Ein vergessenes Talent im Schatten der gerühmten Schwester
Die Malerin Helene de Beauvoir (1910-2001) war die einzige Schwester von Simone de Beauvoir, in deren Schatten sie zeitlebens stand und bis heute steht. Diese Autobiographie, die im Wesentlichen auf 1987 ...
Die Malerin Helene de Beauvoir (1910-2001) war die einzige Schwester von Simone de Beauvoir, in deren Schatten sie zeitlebens stand und bis heute steht. Diese Autobiographie, die im Wesentlichen auf 1987 geführten Interviews beruht, holt die mittlerweile fast vergessene jüngere Schwester ins Rampenlicht. Ergänzt werden die chronologisch aufgebauten Kapitel von einigen wenigen ergänzenden Briefausschnitten oder Textpassagen und einer Reihe von Abbildungen ihrer Werke.
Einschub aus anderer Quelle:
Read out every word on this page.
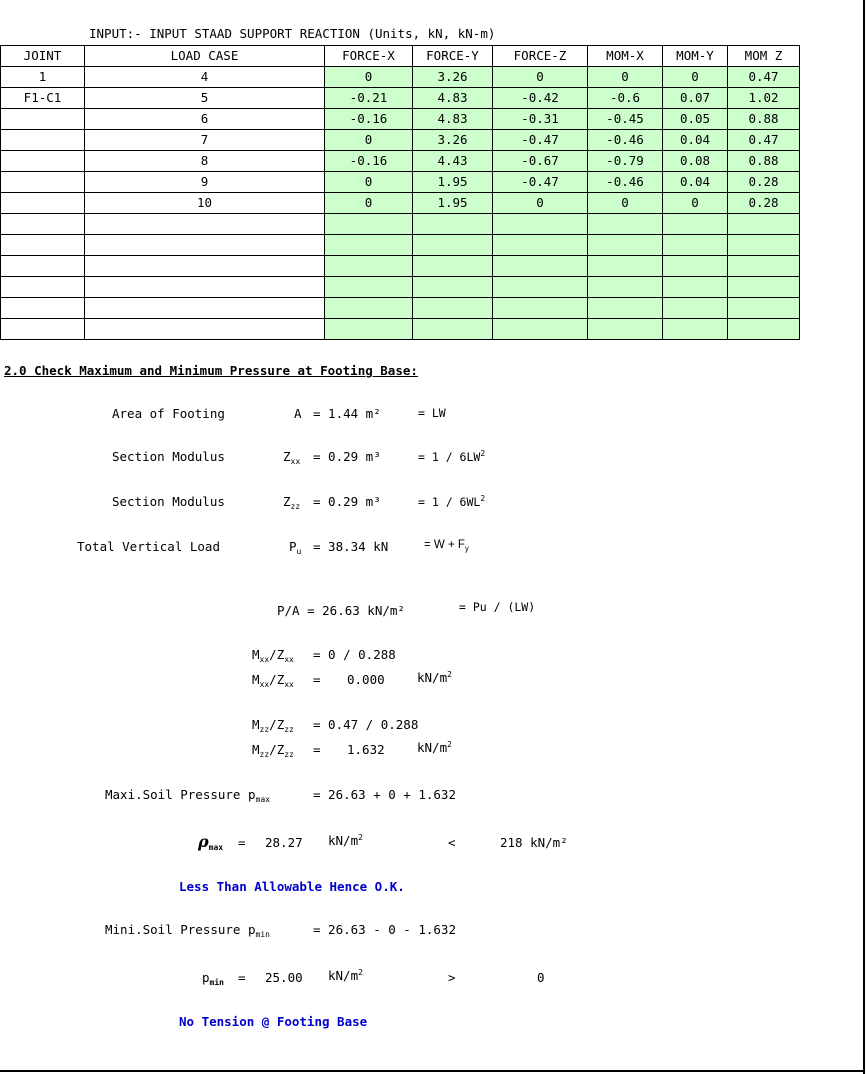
INPUT:- INPUT STAAD SUPPORT REACTION (Units, kN, kN-m)
JOINT	LOAD CASE	FORCE-X	FORCE-Y	FORCE-Z	MOM-X	MOM-Y	MOM Z
1	4	0	3.26	0	0	0	0.47
F1-C1	5	-0.21	4.83	-0.42	-0.6	0.07	1.02
	6	-0.16	4.83	-0.31	-0.45	0.05	0.88
	7	0	3.26	-0.47	-0.46	0.04	0.47
	8	-0.16	4.43	-0.67	-0.79	0.08	0.88
	9	0	1.95	-0.47	-0.46	0.04	0.28
	10	0	1.95	0	0	0	0.28

2.0 Check Maximum and Minimum Pressure at Footing Base:
Area of Footing	A = 1.44 m²	= LW
Section Modulus	$Z_{xx} = 0.29$ m³	= $1 / 6LW^2$
Section Modulus	$Z_{zz} = 0.29$ m³	= $1 / 6WL^2$
Total Vertical Load	$P_u = 38.34$ kN	= $W + F_y$
P/A = 26.63 kN/m²	= Pu / (LW)
$M_{xx}/Z_{xx} = 0 / 0.288$
$M_{xx}/Z_{xx} = 0.000$	$kN/m^2$
$M_{zz}/Z_{zz} = 0.47 / 0.288$
$M_{zz}/Z_{zz} = 1.632$	$kN/m^2$
Maxi.Soil Pressure $p_{max}$	= 26.63 + 0 + 1.632
$\rho_{max} = 28.27$ $kN/m^2$	<	218 kN/m²
Less Than Allowable Hence O.K.
Mini.Soil Pressure $p_{min}$	= 26.63 - 0 - 1.632
$p_{min} = 25.00$ $kN/m^2$	>	0
No Tension @ Footing Base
Insgesamt und objektiv von „außen“ betrachtet lebte die Malerin wohl ein sehr interessantes spannendes und erfolgreiches Leben, sie stand in Kontakt mit vielen führenden Kulturschaffenden ihrer Zeit und auch ihr vielseitiges Werk ist beeindruckend. Und dennoch, obwohl Helene de Beauvoir betont, bereits vor ihrer Schwester Feministin gewesen zu sein, ist es doch ein Leben, dass im Wesentlichen von den beruflichen Stationen ihres Mannes bestimmt wird. Helene und Lionel überleben den zweiten Weltkrieg relativ unbeschadet in Portugal und treten erst nach Kriegsende in die französische Armee ein um ins zerstörte Wien reisen zu können, wo er eine Stelle bekommen hat. Danach machen die beiden Stationen in Belgrad, Marokko, Mailand, Paris etc.
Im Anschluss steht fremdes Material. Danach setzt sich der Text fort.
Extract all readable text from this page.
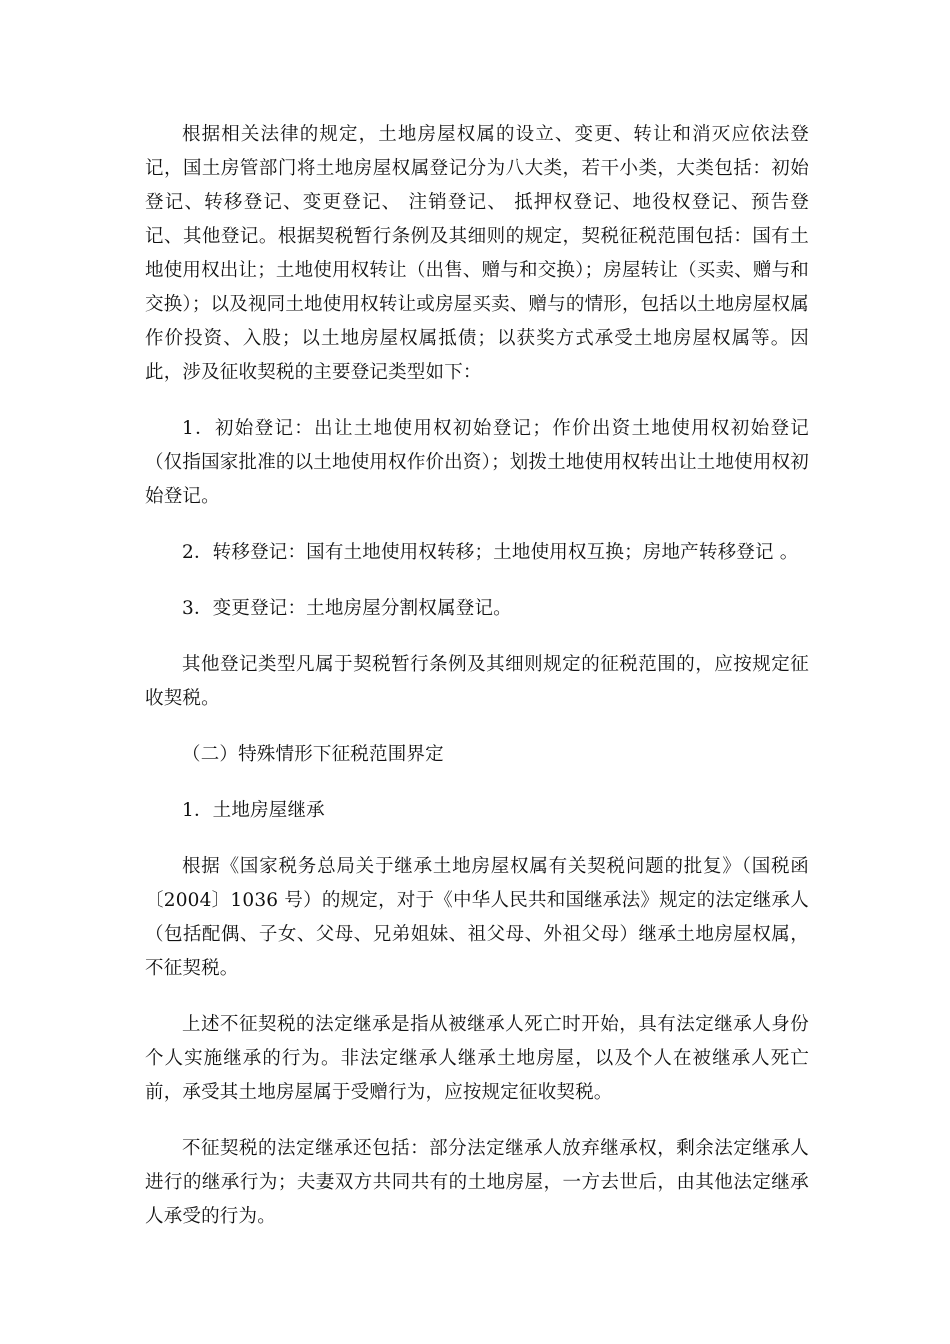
根据相关法律的规定，土地房屋权属的设立、变更、转让和消灭应依法登记，国土房管部门将土地房屋权属登记分为八大类，若干小类，大类包括：初始登记、转移登记、变更登记、 注销登记、 抵押权登记、地役权登记、预告登记、其他登记。根据契税暂行条例及其细则的规定，契税征税范围包括：国有土地使用权出让；土地使用权转让（出售、赠与和交换）；房屋转让（买卖、赠与和交换）；以及视同土地使用权转让或房屋买卖、赠与的情形，包括以土地房屋权属作价投资、入股；以土地房屋权属抵债；以获奖方式承受土地房屋权属等。因此，涉及征收契税的主要登记类型如下：

1．初始登记：出让土地使用权初始登记；作价出资土地使用权初始登记（仅指国家批准的以土地使用权作价出资）；划拨土地使用权转出让土地使用权初始登记。

2．转移登记：国有土地使用权转移；土地使用权互换；房地产转移登记 。

3．变更登记：土地房屋分割权属登记。

其他登记类型凡属于契税暂行条例及其细则规定的征税范围的，应按规定征收契税。

（二）特殊情形下征税范围界定

1．土地房屋继承

根据《国家税务总局关于继承土地房屋权属有关契税问题的批复》（国税函〔2004〕1036 号）的规定，对于《中华人民共和国继承法》规定的法定继承人（包括配偶、子女、父母、兄弟姐妹、祖父母、外祖父母）继承土地房屋权属，不征契税。

上述不征契税的法定继承是指从被继承人死亡时开始，具有法定继承人身份个人实施继承的行为。非法定继承人继承土地房屋，以及个人在被继承人死亡前，承受其土地房屋属于受赠行为，应按规定征收契税。

不征契税的法定继承还包括：部分法定继承人放弃继承权，剩余法定继承人进行的继承行为；夫妻双方共同共有的土地房屋，一方去世后，由其他法定继承人承受的行为。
Es ist ein interessantes Leben, wenngleich die Schilderung auch traurig macht, denn trotz aller Entbehrungen lebte die Künstlerin ein sehr freies Leben, eines, das in dieser Form so heute nicht mehr möglich ist. Sehr ungewohnt fand ich auch den Blick auf die junge/private Simone de Beauvoir. Wobei die „kleine Schwester“ hier wohl in keinster Weise so objektiv und unabhängig ist, wie sie mehrfach selbst betont, man spürt, wie sie die erfolgreichere Simone regelrecht vergöttert und ihr Talent in den Himmel hebt. Verständlich, aber auch irgendwie schade. Bezeichnend ist hier auch, dass der Text im Wesentlichen mit Simones Tod (1986) endet, wenngleich Helene de Beauvoir danach noch über 10 Jahre lebte.
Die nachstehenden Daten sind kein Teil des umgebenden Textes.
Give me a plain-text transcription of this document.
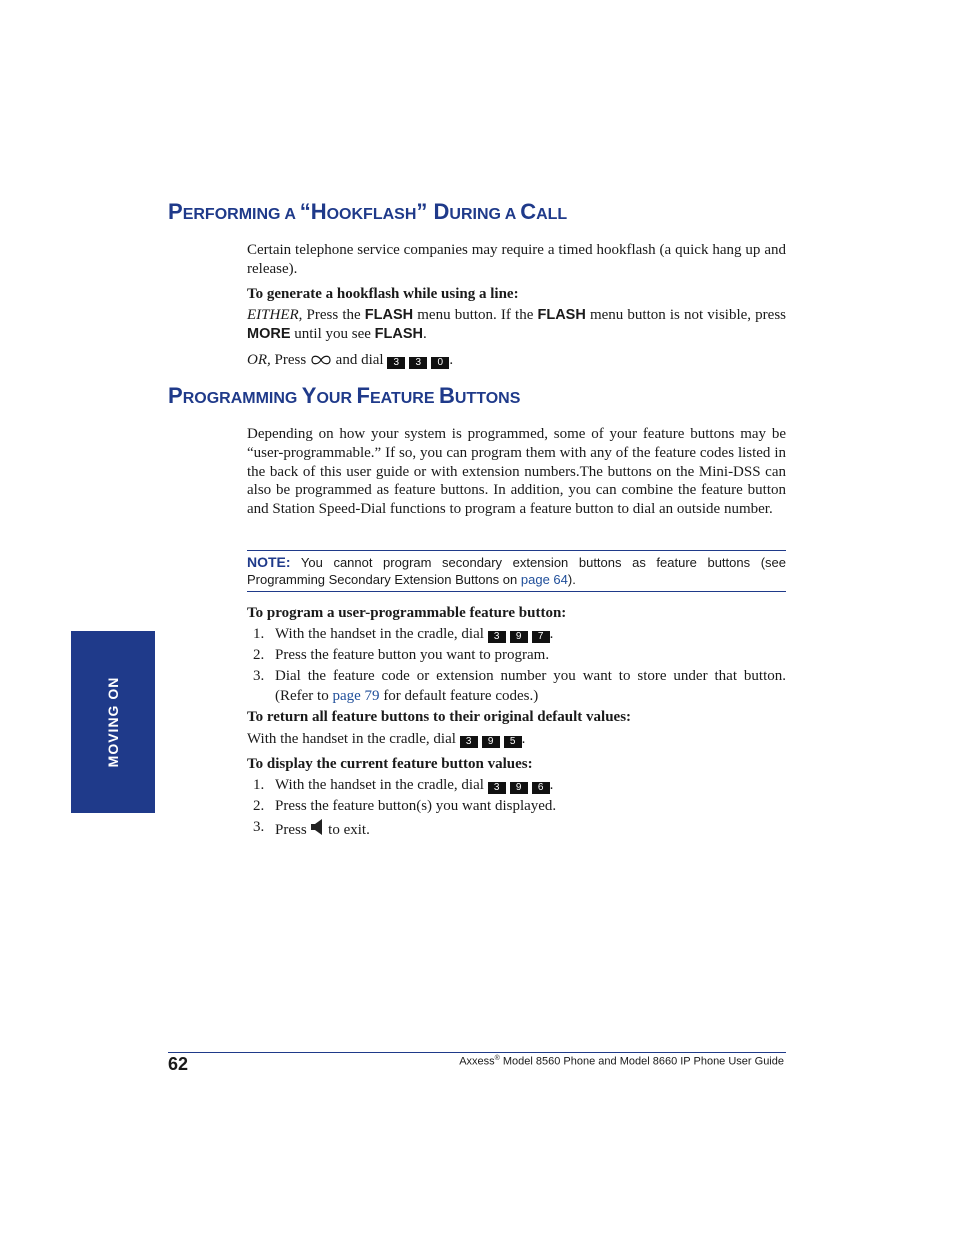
PERFORMING A “HOOKFLASH” DURING A CALL

Certain telephone service companies may require a timed hookflash (a quick hang up and release).

To generate a hookflash while using a line:

EITHER, Press the FLASH menu button. If the FLASH menu button is not visible, press MORE until you see FLASH.

OR, Press  and dial 3 3 0 .

PROGRAMMING YOUR FEATURE BUTTONS

Depending on how your system is programmed, some of your feature buttons may be “user-programmable.” If so, you can program them with any of the feature codes listed in the back of this user guide or with extension numbers.The buttons on the Mini-DSS can also be programmed as feature buttons. In addition, you can combine the feature button and Station Speed-Dial functions to program a feature button to dial an outside number.

NOTE: You cannot program secondary extension buttons as feature buttons (see Programming Secondary Extension Buttons on page 64).

To program a user-programmable feature button:

1. With the handset in the cradle, dial 3 9 7 .
2. Press the feature button you want to program.
3. Dial the feature code or extension number you want to store under that button. (Refer to page 79 for default feature codes.)

To return all feature buttons to their original default values:

With the handset in the cradle, dial 3 9 5 .

To display the current feature button values:

1. With the handset in the cradle, dial 3 9 6 .
2. Press the feature button(s) you want displayed.
3. Press  to exit.
MOVING ON
62	Axxess® Model 8560 Phone and Model 8660 IP Phone User Guide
Der Text an sich ist mehr oder weniger eine zwar interessante Aufzählung von Lebensstationen, Originalität oder Humor klingen nicht durch. Die Bilder jedoch haben mich überzeugt, die finde ich größtenteils wunderschön. Sympathisch ist mir die Malerin durch diesen Gesamteindruck nicht geworden, jedoch macht es Lust, sich genauer mit Simone de Beauvoir und ihrem Werk zu beschäftigten.